By contrast, Obama really benefitted from his years as a law professor. He was fluent and very much at ease walking and talking at the same time. He had a professor's knack for making eye contact and maintaining it while he walked a questioner through a multi-step response. And his answers were much more concrete and intuitive than I'd ever heard them. It's as though it took fielding questions from ordinary people to remind him of this latent professorial talents.
And Sullivan's Liveblog capture the view of the carnage.
This was, I think, a mauling: a devastating and possibly electorally fatal debate for McCain. Even on Russia, he sounded a little out of it. I've watched a lot of debates and participated in many. I love debate and was trained as a boy in the British system to be a debater. I debated dozens of times at Oxofrd. All I can say is that, simply on terms of substance, clarity, empathy, style and authority, this has not just been an Obama victory. It has been a wipe-out.It has been about as big a wipe-out as I can remember in a presidential debate. It reminds me of the 1992 Clinton-Perot-Bush debate. I don't really see how the McCain campaign survives this.

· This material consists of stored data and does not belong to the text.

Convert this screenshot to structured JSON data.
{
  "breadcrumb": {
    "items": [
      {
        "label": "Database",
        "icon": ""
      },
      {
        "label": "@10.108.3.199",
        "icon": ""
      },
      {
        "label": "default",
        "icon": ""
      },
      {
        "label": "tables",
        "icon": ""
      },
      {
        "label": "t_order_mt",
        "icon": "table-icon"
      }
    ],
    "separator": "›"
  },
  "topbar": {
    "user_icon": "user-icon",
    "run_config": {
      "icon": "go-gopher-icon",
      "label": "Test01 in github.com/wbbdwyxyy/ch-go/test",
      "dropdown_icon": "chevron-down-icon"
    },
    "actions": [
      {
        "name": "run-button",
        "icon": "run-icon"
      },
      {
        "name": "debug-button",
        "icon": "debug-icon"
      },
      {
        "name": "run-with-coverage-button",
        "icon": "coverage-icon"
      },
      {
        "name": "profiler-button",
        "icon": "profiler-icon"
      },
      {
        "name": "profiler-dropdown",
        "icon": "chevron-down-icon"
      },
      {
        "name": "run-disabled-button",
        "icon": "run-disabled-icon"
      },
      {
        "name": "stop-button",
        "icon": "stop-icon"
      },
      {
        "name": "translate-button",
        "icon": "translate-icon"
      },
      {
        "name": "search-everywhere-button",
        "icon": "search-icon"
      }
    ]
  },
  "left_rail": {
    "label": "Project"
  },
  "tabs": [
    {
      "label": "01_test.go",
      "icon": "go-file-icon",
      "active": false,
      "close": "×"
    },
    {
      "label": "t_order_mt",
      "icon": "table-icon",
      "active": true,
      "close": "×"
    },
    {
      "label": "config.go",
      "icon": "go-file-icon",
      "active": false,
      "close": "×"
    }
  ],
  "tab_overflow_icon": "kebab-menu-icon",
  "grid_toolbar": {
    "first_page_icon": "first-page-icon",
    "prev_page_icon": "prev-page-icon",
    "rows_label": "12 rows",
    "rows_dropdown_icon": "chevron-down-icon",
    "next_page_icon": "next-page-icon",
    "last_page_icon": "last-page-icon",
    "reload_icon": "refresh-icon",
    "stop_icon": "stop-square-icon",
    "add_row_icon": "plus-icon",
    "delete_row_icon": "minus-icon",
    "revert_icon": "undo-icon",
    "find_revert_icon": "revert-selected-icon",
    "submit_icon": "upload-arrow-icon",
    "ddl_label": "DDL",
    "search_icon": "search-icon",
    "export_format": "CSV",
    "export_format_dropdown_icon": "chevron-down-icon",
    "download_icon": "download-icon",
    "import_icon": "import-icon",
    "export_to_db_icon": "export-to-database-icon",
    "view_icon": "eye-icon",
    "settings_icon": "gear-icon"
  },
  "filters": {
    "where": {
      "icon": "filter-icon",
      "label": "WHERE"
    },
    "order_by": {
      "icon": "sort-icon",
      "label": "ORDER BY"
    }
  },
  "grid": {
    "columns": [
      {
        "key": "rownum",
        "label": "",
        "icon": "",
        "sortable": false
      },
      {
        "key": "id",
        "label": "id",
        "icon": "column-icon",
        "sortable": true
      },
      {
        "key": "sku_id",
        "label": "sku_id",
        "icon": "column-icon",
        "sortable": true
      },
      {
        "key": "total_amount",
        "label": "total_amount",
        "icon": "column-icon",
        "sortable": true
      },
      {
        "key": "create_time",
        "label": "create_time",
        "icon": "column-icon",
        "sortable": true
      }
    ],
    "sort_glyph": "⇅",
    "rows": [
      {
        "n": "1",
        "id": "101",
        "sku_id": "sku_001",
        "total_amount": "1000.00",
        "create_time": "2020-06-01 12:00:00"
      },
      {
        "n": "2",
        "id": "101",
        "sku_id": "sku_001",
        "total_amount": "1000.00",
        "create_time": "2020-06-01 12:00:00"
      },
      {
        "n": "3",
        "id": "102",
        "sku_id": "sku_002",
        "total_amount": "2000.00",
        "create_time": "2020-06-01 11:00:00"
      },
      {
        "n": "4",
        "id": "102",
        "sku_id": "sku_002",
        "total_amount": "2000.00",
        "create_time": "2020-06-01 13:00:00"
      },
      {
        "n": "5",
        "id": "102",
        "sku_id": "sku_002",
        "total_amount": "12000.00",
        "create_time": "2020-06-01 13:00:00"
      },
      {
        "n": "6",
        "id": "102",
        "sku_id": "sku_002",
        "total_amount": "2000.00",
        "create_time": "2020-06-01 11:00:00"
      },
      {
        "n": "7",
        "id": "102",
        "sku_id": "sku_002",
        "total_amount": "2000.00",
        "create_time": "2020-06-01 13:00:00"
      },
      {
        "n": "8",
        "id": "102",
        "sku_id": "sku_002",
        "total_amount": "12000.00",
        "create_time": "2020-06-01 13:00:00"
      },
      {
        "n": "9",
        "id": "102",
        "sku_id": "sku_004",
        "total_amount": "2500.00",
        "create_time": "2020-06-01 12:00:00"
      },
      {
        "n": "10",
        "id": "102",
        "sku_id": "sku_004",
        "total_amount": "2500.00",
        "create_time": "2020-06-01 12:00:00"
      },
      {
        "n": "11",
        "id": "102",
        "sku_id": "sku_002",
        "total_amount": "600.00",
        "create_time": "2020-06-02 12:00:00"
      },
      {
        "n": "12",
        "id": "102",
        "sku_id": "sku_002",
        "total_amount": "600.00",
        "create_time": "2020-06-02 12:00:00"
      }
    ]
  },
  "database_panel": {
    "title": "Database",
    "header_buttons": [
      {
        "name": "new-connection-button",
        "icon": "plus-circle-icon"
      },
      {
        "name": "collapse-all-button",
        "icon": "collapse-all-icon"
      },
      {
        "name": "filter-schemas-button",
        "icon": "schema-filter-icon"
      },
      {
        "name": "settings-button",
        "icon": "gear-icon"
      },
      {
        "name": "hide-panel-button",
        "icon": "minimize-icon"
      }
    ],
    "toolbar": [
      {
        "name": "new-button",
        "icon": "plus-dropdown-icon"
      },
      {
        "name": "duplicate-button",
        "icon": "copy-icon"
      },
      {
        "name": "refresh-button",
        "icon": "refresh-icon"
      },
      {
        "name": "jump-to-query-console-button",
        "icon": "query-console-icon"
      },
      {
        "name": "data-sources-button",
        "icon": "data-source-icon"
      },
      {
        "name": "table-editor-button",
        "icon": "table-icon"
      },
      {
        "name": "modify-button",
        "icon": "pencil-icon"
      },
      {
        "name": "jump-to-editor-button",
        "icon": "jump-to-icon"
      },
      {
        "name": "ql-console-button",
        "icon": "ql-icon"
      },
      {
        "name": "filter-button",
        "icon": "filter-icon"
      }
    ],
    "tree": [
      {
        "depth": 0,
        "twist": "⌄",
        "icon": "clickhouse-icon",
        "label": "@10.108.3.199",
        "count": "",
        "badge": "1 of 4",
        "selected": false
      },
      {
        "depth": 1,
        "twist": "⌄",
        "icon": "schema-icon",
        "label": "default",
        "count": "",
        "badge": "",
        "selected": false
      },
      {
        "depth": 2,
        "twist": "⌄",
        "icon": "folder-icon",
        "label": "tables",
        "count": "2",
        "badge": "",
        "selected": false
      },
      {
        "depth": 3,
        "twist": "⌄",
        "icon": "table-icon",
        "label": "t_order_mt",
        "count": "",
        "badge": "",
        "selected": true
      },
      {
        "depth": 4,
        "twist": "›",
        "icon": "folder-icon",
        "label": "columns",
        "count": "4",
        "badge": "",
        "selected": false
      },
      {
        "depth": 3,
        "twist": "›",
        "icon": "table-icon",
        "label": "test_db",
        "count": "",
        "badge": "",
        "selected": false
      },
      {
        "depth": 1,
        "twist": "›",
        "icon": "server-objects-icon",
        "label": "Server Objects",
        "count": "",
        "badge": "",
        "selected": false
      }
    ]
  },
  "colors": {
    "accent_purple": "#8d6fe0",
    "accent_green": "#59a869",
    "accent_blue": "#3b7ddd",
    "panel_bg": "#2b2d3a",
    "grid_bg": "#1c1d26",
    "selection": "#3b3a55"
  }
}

I missed the first few minutes. Was getting back from a trip from CVS paying for $50 for name brand meds for my son (so Obama's words on rising co-pay's rang true and how small companies get screwed in terms of health care premiums) so I missed the initial presentation of McCain's "Hail Mary" to bailout homeowners.
McCain's performance was limp and pathetic and strained, sort of an aging Beavis. More of the "I know"/"I understand" language that hurt him in the first debate and the gleeful creepiness of the "That One" remark. Oh to see McCain speak without the influence of nueroleptics dampening his emotion. I guess this is about as un-glued as we will see him.